Before we go much further, I should warn you that I do not understand this Supreme Court ruling or its impact on our lives. Right now, the consequences of this decision could be reverberating through time like a retrotemporal reverberating saw—invented 2087, outlawed 2086—or everything might be fine. A lawyer could probably tell you. An expert on global warming could tell you, as, in another sense, could Sen. James Inhofe. The rest of us, who oppose global warming and process the news with the ready tool of speculation, are kind of at a loss for what to think, here.
Am I to believe the LA Times, in which the court actively limited the Environmental Protection Agency’s authority? Or should I listen to the other Times, which has the justices letting the EPA do what it wants, with limits?
Combat! Kids, here’s a good place to trot out your class notes on nominalization. These two headlines are elementally the same—a neutral version might read Supreme Court Limits But Does Not Destroy EPA Authority—but they present differently at the level of syntax. One difference is that “limits” is a verb in the LA Times and a noun in the New York Times. By nominalizing the act of limiting, the NYT can have the Justices Let EPA Curb, With Limits, and present this outcome as a win for the EPA.
Maybe it is. Again, I don’t know. Maybe I should have researched the issue better, and maybe you should have sought out a more authoritative source. These questions are not answerable. But one other thing we can say for certain is that in the LA Times this morning, the Court limited but did not destroy EPA authority, whereas in New York the Justices did it.
The analogy is imperfect, but that’s like the difference between LeBron Commits Six Fouls and Referees Call Six Fouls on LeBron. When the New York Times reports on what Justices do, it troubles the conceptual authority of the court. It draws attention to this decision as an act of individual people—individual people who have acted kind of kooky lately, and whom some might accuse of being ideologically motivated.
That’s why it’s so important that I understand whether this ruling is good or bad for the EPA. Global warming has become such a morally obvious issue, with a rising sea on one side and multibillion-dollar corporations on the other, that I can use it to measure how crazy the Supreme Court has gotten. Or, if you prefer, who among the Justices has gotten crazy.
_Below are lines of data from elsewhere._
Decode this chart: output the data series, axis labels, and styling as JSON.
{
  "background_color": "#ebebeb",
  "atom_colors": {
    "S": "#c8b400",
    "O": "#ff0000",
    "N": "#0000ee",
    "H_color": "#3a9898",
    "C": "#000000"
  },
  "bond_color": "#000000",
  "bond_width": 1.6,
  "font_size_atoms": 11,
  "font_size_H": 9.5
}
According to the New York Times, the wardens outnumbered the inmates and “handed President Obama’s Environmental Protection Agency a victory.” First of all, I’m sure everyone at the EPA enjoys working in the President’s agency. “You guys,” Superman said, “We should call it Superman’s Justice League.” No one liked him, but what could they say? Second, the lead from the LA Times tells a different story:
The Supreme Court, in a split ruling, has blocked the Obama administration from requiring special permits for some new power plants, but upheld them for others.
I strongly object to the inclusion of that last comma, which I consider a flaw in the AP style. Also, that doesn’t sound like a victory for the EPA to me. That sounds like the Obama administration got blocked.
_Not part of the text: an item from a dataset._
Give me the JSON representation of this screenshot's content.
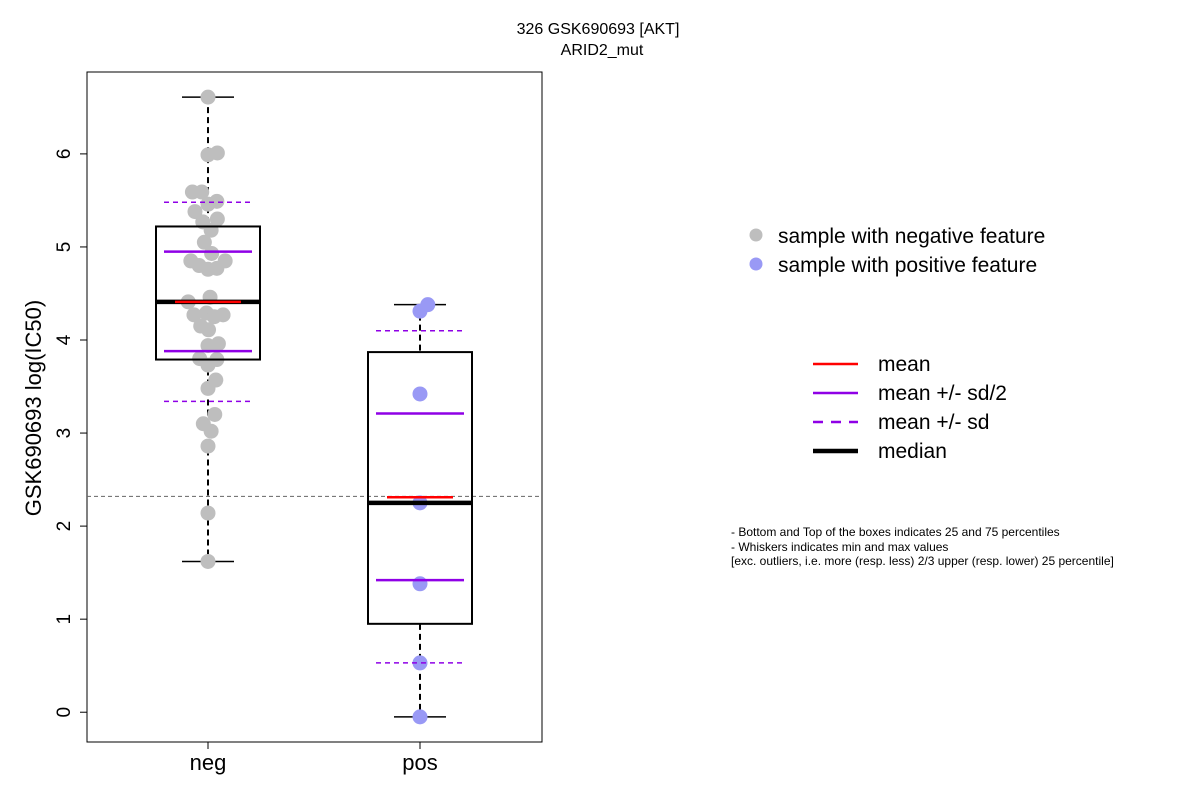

So did the EPA win the Supreme Court today or what? I have totalizing theories to update, and I need to know what happened. My third opinion came from USA Today, which went for the confusing compromise Supreme Court limits greenhouse gas regulations:
WASHINGTON – A divided Supreme Court blocked the Obama administration Monday from requiring permits for greenhouse gas emissions from new or modified industrial facilities, but the ruling won’t prohibit other means of regulating the pollutant that causes global warming.
Didn’t even say it was carbon dioxide. Now that’s how you keep down a continental breakfast.